His stories are bizarre and absorbing. Listening to Andre's reflections on his stories made me realize how foundational this movie was for me, not only as I studied American Drama, but, as I began to study some Carl Jung, listen to Joseph Campbell, reflect more and more on existentialist literature, essays, and theology, and, since Andre's stories took place mostly in the Green World, I realized today how much my understanding of literary comedy can be traced back to this dialogue between Wally and Andre.

This would be a substantial movie if it were simply an Andre Gregory monologue and, for about 50-60 minutes, it seems like this is what we, as viewers, are in for.

But, Wally pushes back. He calls Andre's ways of seeing things into questions, casting doubt especially on the idea that to be fully alive requires getting away from it all, the way Andre did, and subjecting oneself to weird experiences. 

At first, nearly forty years ago, I remember thinking that Wally wasn't as bright as Andre and that the movie set up kind of a smart guy/ordinary guy dichotomy. 

I didn't think that today at all. 

Wally is intellectually well-equipped with a well-developed series of stories, arguments, and confessions to counter Andre -- I especially enjoy Wally's praise of his electric blanket and his desire for comfort -- and the movie becomes even more engrossing as Wally asserts his point of view and Andre has to take seriously things like the joy Wally feels when the coffee he made for himself the night before is ready for him to enjoy when he wakes up in the morning. 

They exchange perspectives without being contentious. They lose track of time. The restaurant empties out. They realize it's time to leave. Wally has the last word -- the movie returns to a voice over of him talking while we watch him return home. 

Maybe Wally is kind of like we, the viewers, are as this movie ends. 

He, like us, wonders what he's just experienced.

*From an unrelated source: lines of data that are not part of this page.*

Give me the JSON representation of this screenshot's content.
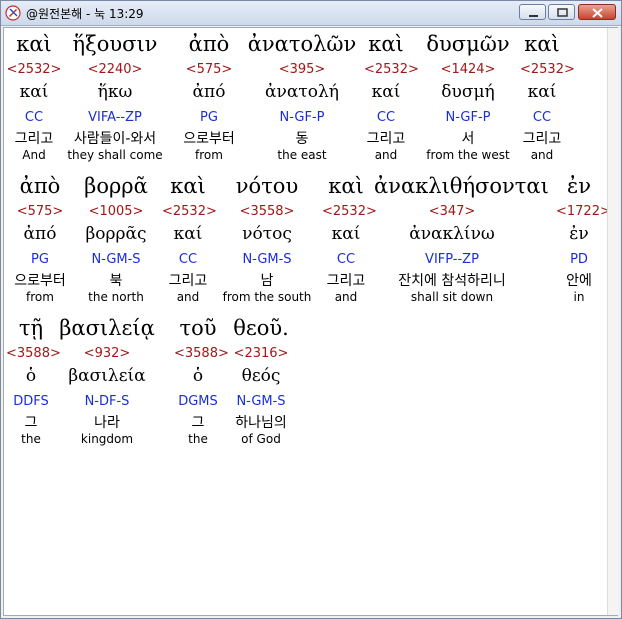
{
  "window": {
    "title": "@원전본해 - 눅 13:29",
    "icon": "book-app-icon"
  },
  "rows": [
    [
      {
        "greek": "καὶ",
        "strong": "<2532>",
        "lemma": "καί",
        "parse": "CC",
        "korean": "그리고",
        "english": "And"
      },
      {
        "greek": "ἥξουσιν",
        "strong": "<2240>",
        "lemma": "ἥκω",
        "parse": "VIFA--ZP",
        "korean": "사람들이-와서",
        "english": "they shall come"
      },
      {
        "greek": "ἀπὸ",
        "strong": "<575>",
        "lemma": "ἀπό",
        "parse": "PG",
        "korean": "으로부터",
        "english": "from"
      },
      {
        "greek": "ἀνατολῶν",
        "strong": "<395>",
        "lemma": "ἀνατολή",
        "parse": "N-GF-P",
        "korean": "동",
        "english": "the east"
      },
      {
        "greek": "καὶ",
        "strong": "<2532>",
        "lemma": "καί",
        "parse": "CC",
        "korean": "그리고",
        "english": "and"
      },
      {
        "greek": "δυσμῶν",
        "strong": "<1424>",
        "lemma": "δυσμή",
        "parse": "N-GF-P",
        "korean": "서",
        "english": "from the west"
      },
      {
        "greek": "καὶ",
        "strong": "<2532>",
        "lemma": "καί",
        "parse": "CC",
        "korean": "그리고",
        "english": "and"
      }
    ],
    [
      {
        "greek": "ἀπὸ",
        "strong": "<575>",
        "lemma": "ἀπό",
        "parse": "PG",
        "korean": "으로부터",
        "english": "from"
      },
      {
        "greek": "βορρᾶ",
        "strong": "<1005>",
        "lemma": "βορρᾶς",
        "parse": "N-GM-S",
        "korean": "북",
        "english": "the north"
      },
      {
        "greek": "καὶ",
        "strong": "<2532>",
        "lemma": "καί",
        "parse": "CC",
        "korean": "그리고",
        "english": "and"
      },
      {
        "greek": "νότου",
        "strong": "<3558>",
        "lemma": "νότος",
        "parse": "N-GM-S",
        "korean": "남",
        "english": "from the south"
      },
      {
        "greek": "καὶ",
        "strong": "<2532>",
        "lemma": "καί",
        "parse": "CC",
        "korean": "그리고",
        "english": "and"
      },
      {
        "greek": "ἀνακλιθήσονται",
        "strong": "<347>",
        "lemma": "ἀνακλίνω",
        "parse": "VIFP--ZP",
        "korean": "잔치에 참석하리니",
        "english": "shall sit down"
      },
      {
        "greek": "ἐν",
        "strong": "<1722>",
        "lemma": "ἐν",
        "parse": "PD",
        "korean": "안에",
        "english": "in"
      }
    ],
    [
      {
        "greek": "τῇ",
        "strong": "<3588>",
        "lemma": "ὁ",
        "parse": "DDFS",
        "korean": "그",
        "english": "the"
      },
      {
        "greek": "βασιλείᾳ",
        "strong": "<932>",
        "lemma": "βασιλεία",
        "parse": "N-DF-S",
        "korean": "나라",
        "english": "kingdom"
      },
      {
        "greek": "τοῦ",
        "strong": "<3588>",
        "lemma": "ὁ",
        "parse": "DGMS",
        "korean": "그",
        "english": "the"
      },
      {
        "greek": "θεοῦ.",
        "strong": "<2316>",
        "lemma": "θεός",
        "parse": "N-GM-S",
        "korean": "하나님의",
        "english": "of God"
      }
    ]
  ]
}
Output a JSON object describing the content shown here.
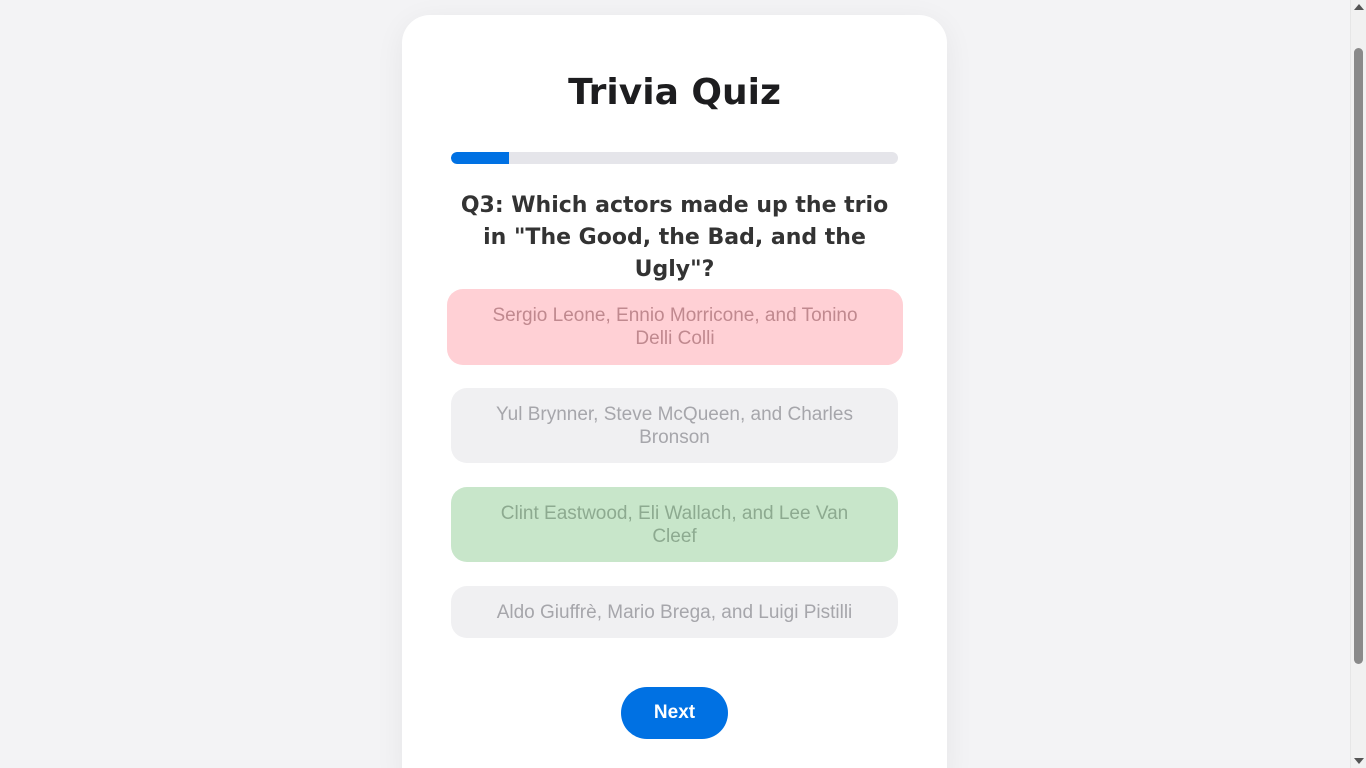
{
  "quiz": {
    "title": "Trivia Quiz",
    "progress_fraction": 0.13,
    "question": "Q3: Which actors made up the trio in \"The Good, the Bad, and the Ugly\"?",
    "options": [
      {
        "label": "Sergio Leone, Ennio Morricone, and Tonino Delli Colli",
        "state": "incorrect-selected"
      },
      {
        "label": "Yul Brynner, Steve McQueen, and Charles Bronson",
        "state": "neutral"
      },
      {
        "label": "Clint Eastwood, Eli Wallach, and Lee Van Cleef",
        "state": "correct"
      },
      {
        "label": "Aldo Giuffrè, Mario Brega, and Luigi Pistilli",
        "state": "neutral"
      }
    ],
    "next_label": "Next"
  },
  "colors": {
    "accent": "#0071e3",
    "incorrect": "#ffd0d5",
    "correct": "#c8e6ca",
    "neutral": "#f0f0f2",
    "background": "#f3f3f5"
  }
}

He's got a lot more to think about. He'll have long talks with his girlfriend, Debby. I'll have long talks with myself. 

As the movie ended, as I let the dreamy sounds of  Erik Satie's "Gymnopedie No.1" on the soundtrack carry me away, I wanted to go back and watch the whole movie again and take notes, try to pinpoint more exactly those moments in the movie that have had a lasting impact on how I see life and how I try to move through the world. I'd like to more precisely account for how this movie is a kind of touchstone in my life. I'm not sure I can do it, but on one of these hot summer days when I want to stay cool behind the sun blocking curtains of the Vizio room with a single fan further cooling me off, I might just undertake the slowest possible viewing of this movie and try to document how it influenced me in such a long lasting way when I was just shy of thirty years old.

3. Instead of rewinding My Dinner with Andre, I did something a lot better.

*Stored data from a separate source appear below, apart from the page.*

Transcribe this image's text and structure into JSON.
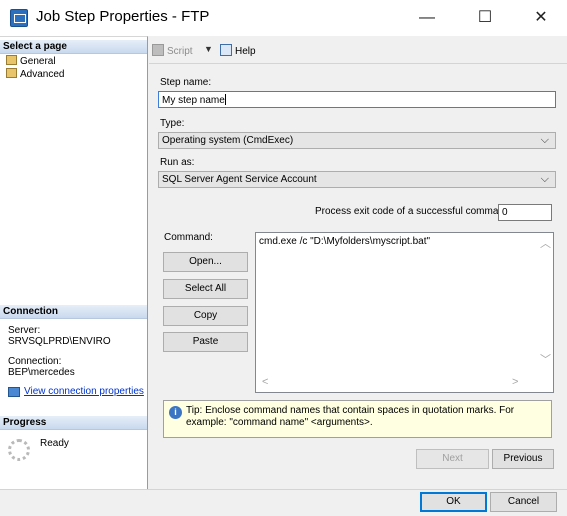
{
  "window": {
    "title": "Job Step Properties - FTP",
    "minimize_glyph": "—",
    "maximize_glyph": "☐",
    "close_glyph": "✕"
  },
  "sidebar": {
    "select_page_header": "Select a page",
    "pages": [
      {
        "label": "General",
        "icon": "page-wrench-icon"
      },
      {
        "label": "Advanced",
        "icon": "page-wrench-icon"
      }
    ],
    "connection_header": "Connection",
    "server_label": "Server:",
    "server_value": "SRVSQLPRD\\ENVIRO",
    "connection_label": "Connection:",
    "connection_value": "BEP\\mercedes",
    "view_connection_link": "View connection properties",
    "progress_header": "Progress",
    "progress_status": "Ready"
  },
  "toolbar": {
    "script_label": "Script",
    "dropdown_glyph": "▼",
    "help_label": "Help"
  },
  "form": {
    "step_name_label": "Step name:",
    "step_name_value": "My step name",
    "type_label": "Type:",
    "type_value": "Operating system (CmdExec)",
    "run_as_label": "Run as:",
    "run_as_value": "SQL Server Agent Service Account",
    "exit_code_label": "Process exit code of a successful command:",
    "exit_code_value": "0",
    "command_label": "Command:",
    "command_value": "cmd.exe /c \"D:\\Myfolders\\myscript.bat\"",
    "open_button": "Open...",
    "select_all_button": "Select All",
    "copy_button": "Copy",
    "paste_button": "Paste",
    "tip_text": "Tip: Enclose command names that contain spaces in quotation marks. For example: \"command name\" <arguments>."
  },
  "nav": {
    "next_button": "Next",
    "previous_button": "Previous"
  },
  "footer": {
    "ok_button": "OK",
    "cancel_button": "Cancel"
  },
  "colors": {
    "accent": "#0078d7",
    "tip_background": "#ffffe1",
    "link": "#0033cc"
  }
}
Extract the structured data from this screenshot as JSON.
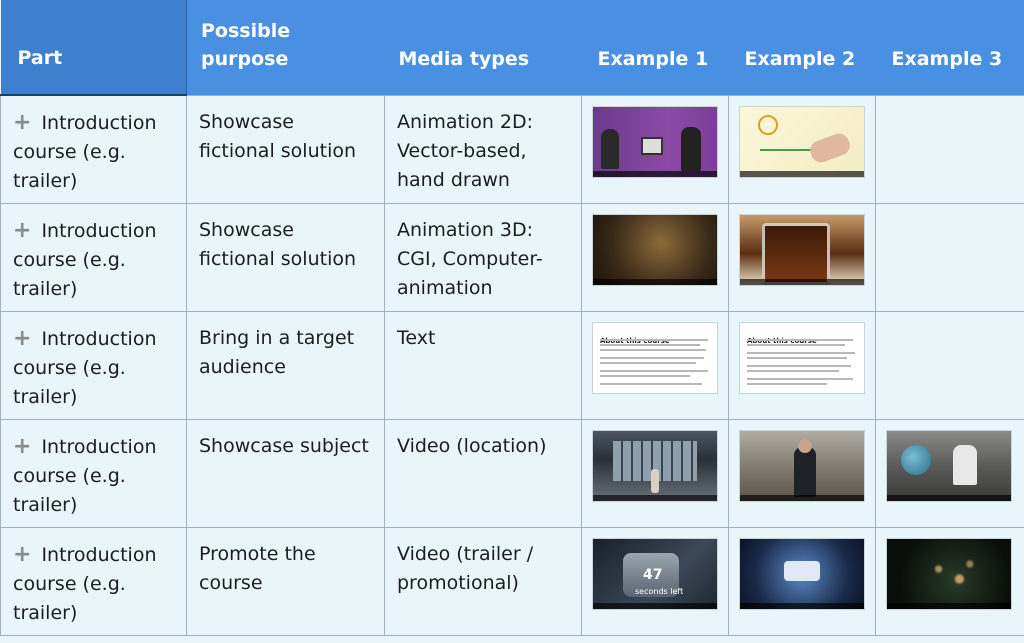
{
  "table": {
    "headers": {
      "part": "Part",
      "purpose": "Possible purpose",
      "media": "Media types",
      "ex1": "Example 1",
      "ex2": "Example 2",
      "ex3": "Example 3"
    },
    "rows": [
      {
        "part": "Introduction course (e.g. trailer)",
        "purpose": "Showcase fictional solution",
        "media": "Animation 2D: Vector-based, hand drawn",
        "examples": [
          "purple-animation-thumbnail",
          "whiteboard-drawing-thumbnail"
        ]
      },
      {
        "part": "Introduction course (e.g. trailer)",
        "purpose": "Showcase fictional solution",
        "media": "Animation 3D: CGI, Computer-animation",
        "examples": [
          "cgi-equation-thumbnail",
          "beer-mug-thumbnail"
        ]
      },
      {
        "part": "Introduction course (e.g. trailer)",
        "purpose": "Bring in a target audience",
        "media": "Text",
        "examples": [
          "about-this-course-text-thumbnail",
          "about-this-course-text-thumbnail"
        ],
        "thumb_heading": "About this course"
      },
      {
        "part": "Introduction course (e.g. trailer)",
        "purpose": "Showcase subject",
        "media": "Video (location)",
        "examples": [
          "office-building-thumbnail",
          "hangar-presenter-thumbnail",
          "factory-globe-thumbnail"
        ]
      },
      {
        "part": "Introduction course (e.g. trailer)",
        "purpose": "Promote the course",
        "media": "Video (trailer / promotional)",
        "examples": [
          "smartwatch-thumbnail",
          "blue-device-thumbnail",
          "earth-night-thumbnail"
        ],
        "watch_number": "47",
        "watch_caption": "seconds left"
      }
    ],
    "plus_glyph": "+"
  },
  "colors": {
    "header_bg": "#4a90e2",
    "body_bg": "#e9f6f9",
    "border": "#9fb3bb"
  }
}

I gathered up a bottle of brandy, a bottle of white creme de menthe, the bowl of tahini-Parmesan pasta salad I made, some olives, bread and butter pickles, and pickled beets, and a birthday gift for Carol and headed next door where Christy hosted our family celebration of Carol's upcoming July 3rd birthday.

Christy made us each a wonderfully refreshing orange lemonade cocktail with an orange vodka foundation. I didn't want the influence of a lot of alcohol in my system, so I only drank one of these cocktails, but if I were a dedicated hedonist, I could have downed several glasses of this delicious drink. 

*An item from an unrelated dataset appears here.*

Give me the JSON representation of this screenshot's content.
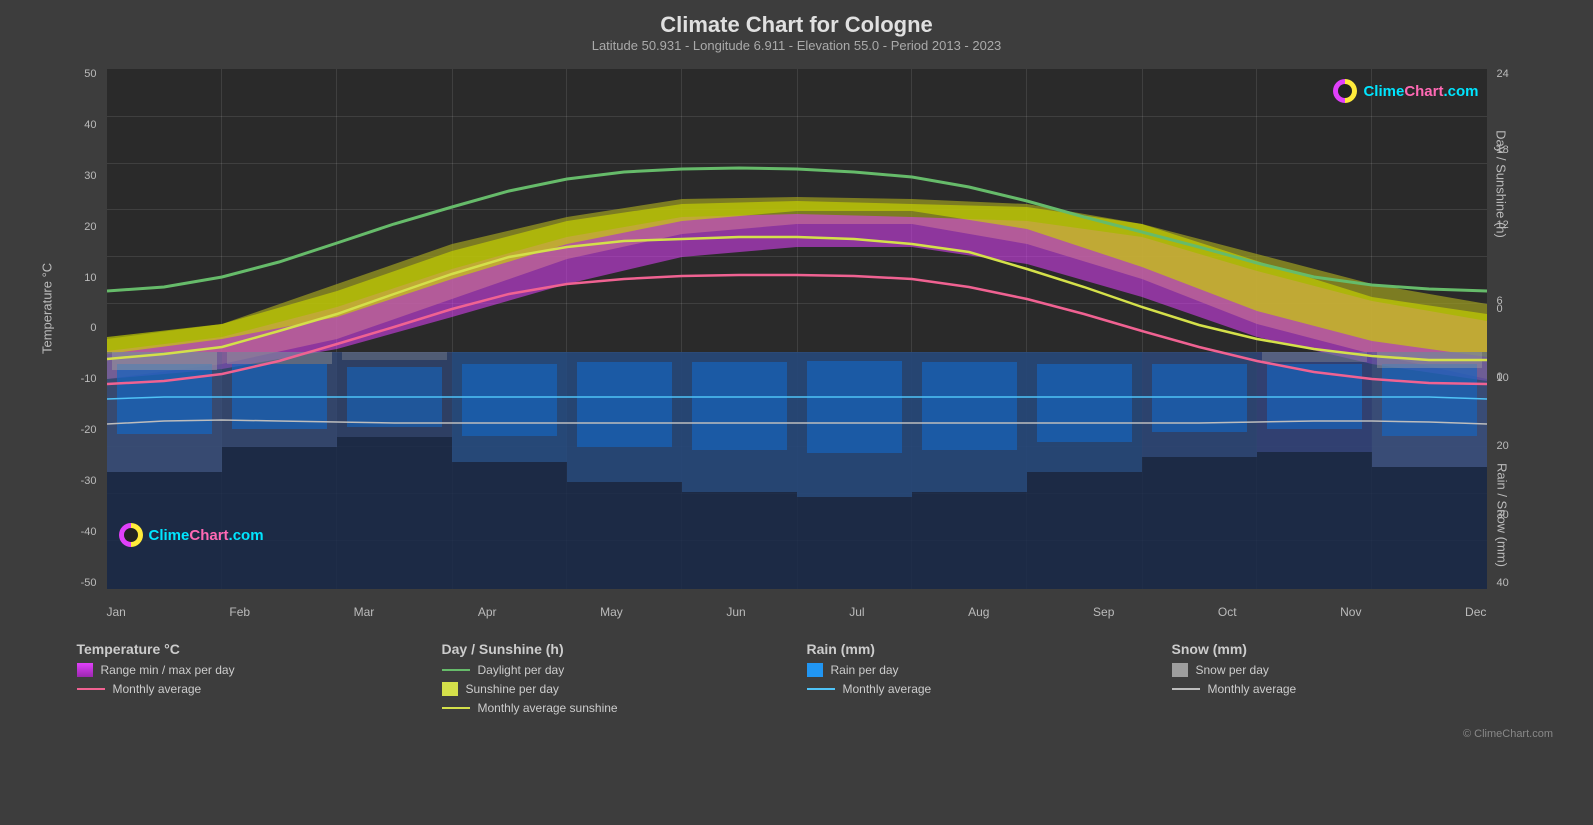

Carol's birthday dinner featured all cold food. We started with nuts and the briny and pickled appetizers I brought. For the main course, Christy made a cucumber, pineapple, mint, and lime salad. I made the aforementioned pasta salad. As a tribute to Everett, Christy made his award winning shrimp dip served with Wheat Thins. We all agreed that while under the spell of the current heat dome, none of us were very hungry and that this lighter fare worked perfectly. 

Christy made a Chocolate Mint Icebox Cake for dessert and we closed out the evening with stingers.

Molly joined us when she finished her shift at Radio Brewing where she now works as a server. 

Paul made an already fun party even more so by turning the hit "I'm Henry the 8th" by Herman's Hermits into a song about Carol turning 58 and singing it to her.  Then Carol and Paul sang an impromptu duet, performing "They Can't Take That Away From Me".